Bharatiya Janata Party & Rashtrawadi Shiv Sena

Personal details
- Born: 6 October 1959 (age 66) Ludhiana, India
- Party: Bharatiya Janata Party
- Occupation: Politician
- Profession: Political & Social Worker.
- Website: www.jaibhagwangoyal.in

= Jai Bhagwan Goyal =

Indian politician

Jai Bhagwan Goyal (born 6 October 1959) is an Indian politician affiliated with the Bharatiya Janata Party (BJP). He is also a National President of Rashtrawadi Shiv Sena.

==Early life==
Jai Bhagwan Goyal was born in Ludhiana, Punjab to Shri Hari Ram Goyal and Smt Pista Devi. He is a Hindu and belongs to the Bania community.

==Political career==
Jai Bhagwan Goyal is currently a member of the Bharatiya Janata Party. He was a member of Shiv Sena Punjab District from 1982 to 1987. Later he was appointed as Shiv Sena's North Delhi Head (1988 to 1990). To see the capability and ability of Jai Bhagwan Goyal, he was appointed as National Chief of Northeast and Delhi Shiv Sena in 1990 (1990 to 2008). During his lifetime he worked for people in any manner dedicated.
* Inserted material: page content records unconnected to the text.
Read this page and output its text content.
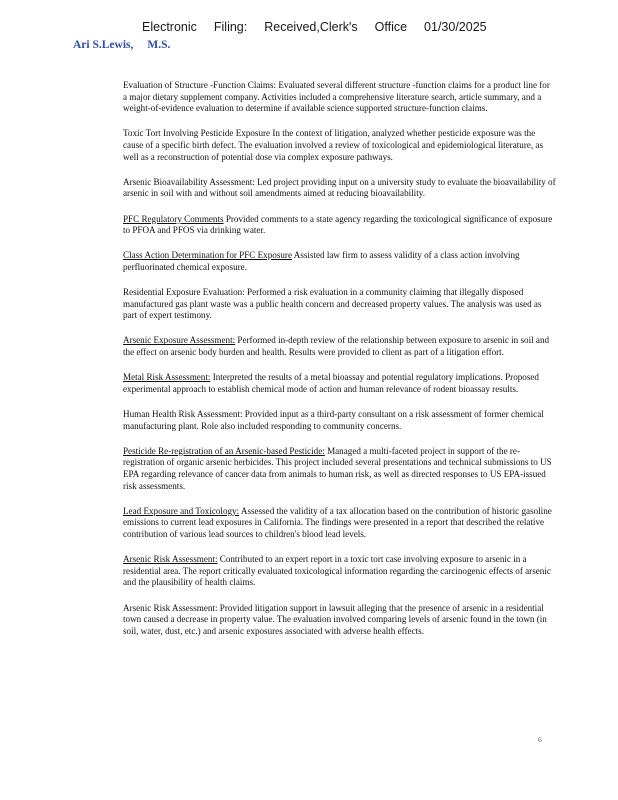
Electronic Filing: Received,Clerk's Office 01/30/2025
Ari S.Lewis, M.S.

Evaluation of Structure -Function Claims: Evaluated several different structure -function claims for a product line for a major dietary supplement company. Activities included a comprehensive literature search, article summary, and a weight-of-evidence evaluation to determine if available science supported structure-function claims.

Toxic Tort Involving Pesticide Exposure In the context of litigation, analyzed whether pesticide exposure was the cause of a specific birth defect. The evaluation involved a review of toxicological and epidemiological literature, as well as a reconstruction of potential dose via complex exposure pathways.

Arsenic Bioavailability Assessment: Led project providing input on a university study to evaluate the bioavailability of arsenic in soil with and without soil amendments aimed at reducing bioavailability.

PFC Regulatory Comments Provided comments to a state agency regarding the toxicological significance of exposure to PFOA and PFOS via drinking water.

Class Action Determination for PFC Exposure Assisted law firm to assess validity of a class action involving perfluorinated chemical exposure.

Residential Exposure Evaluation: Performed a risk evaluation in a community claiming that illegally disposed manufactured gas plant waste was a public health concern and decreased property values. The analysis was used as part of expert testimony.

Arsenic Exposure Assessment: Performed in-depth review of the relationship between exposure to arsenic in soil and the effect on arsenic body burden and health. Results were provided to client as part of a litigation effort.

Metal Risk Assessment: Interpreted the results of a metal bioassay and potential regulatory implications. Proposed experimental approach to establish chemical mode of action and human relevance of rodent bioassay results.

Human Health Risk Assessment: Provided input as a third-party consultant on a risk assessment of former chemical manufacturing plant. Role also included responding to community concerns.

Pesticide Re-registration of an Arsenic-based Pesticide: Managed a multi-faceted project in support of the re-registration of organic arsenic herbicides. This project included several presentations and technical submissions to US EPA regarding relevance of cancer data from animals to human risk, as well as directed responses to US EPA-issued risk assessments.

Lead Exposure and Toxicology: Assessed the validity of a tax allocation based on the contribution of historic gasoline emissions to current lead exposures in California. The findings were presented in a report that described the relative contribution of various lead sources to children's blood lead levels.

Arsenic Risk Assessment: Contributed to an expert report in a toxic tort case involving exposure to arsenic in a residential area. The report critically evaluated toxicological information regarding the carcinogenic effects of arsenic and the plausibility of health claims.

Arsenic Risk Assessment: Provided litigation support in lawsuit alleging that the presence of arsenic in a residential town caused a decrease in property value. The evaluation involved comparing levels of arsenic found in the town (in soil, water, dust, etc.) and arsenic exposures associated with adverse health effects.

6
Later in 2008 Jai Bhagwan Goyal quit Shiv Sena due to the inhuman treatment meted out to North Indians in Maharashtra.
Later he created his own party Rashtrawadi Shiv Sena in 2008 with the help of his supporters and became National President of Rashtrawadi Shiv Sena.
In Feb 2014, Jai Bhagwan Goyal joined the Bhartiya Janata Party with thousands of his supporters.

==Personal life==

Jai Bhagwan Goyal is married to Usha Goyal, and together they have three sons who are all businessmen in Delhi.